A total of 612 patients with compensated chronic HBV infection and without other cause of liver disease were prospectively followed up. Seventy-eight subjects cleared HBsAg and 534 remained HBsAg-positive. Clinical and virological examinations were periodically performed and development of cirrhosis and liver-related complications was monitored during a mean follow-up time of 9.9 years.
After HBsAg seroclearance, serum HBV DNA was undetectable in 38 patients in whom it was tested and HBsAg reappearance was observed in two subjects (2.6%). At 15 years of follow-up, the cumulative probability of developing a liver-related complication was 11.6% in HBsAg-positive patients and 1.8% in those with HBsAg loss (P = 0.03), although this benefit was limited to patients with cirrhosis (P < 0.001) and to those who received therapy (P < 0.01).
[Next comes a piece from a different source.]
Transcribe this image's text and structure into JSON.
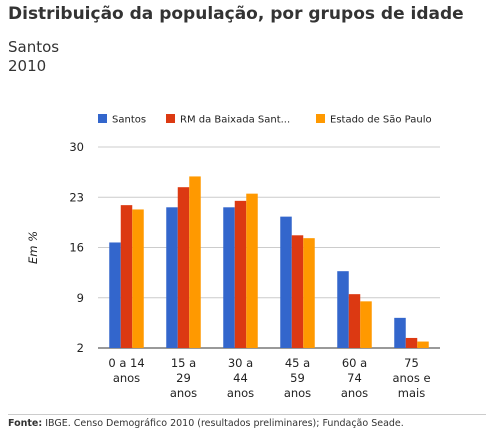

Among patients without cirrhosis and among those who did not receive therapy, the probability was not different between those who cleared the HBsAg and those who did not (P = 0.3 and P = 0.5 respectively).
Hepatitis B surface antigen loss confers a significant clinical benefit in Caucasian subjects with HBV-related cirrhosis and in those with chronic HBV infection who receive antiviral therapy. However, HBsAg reappearance can be observed in selected cases.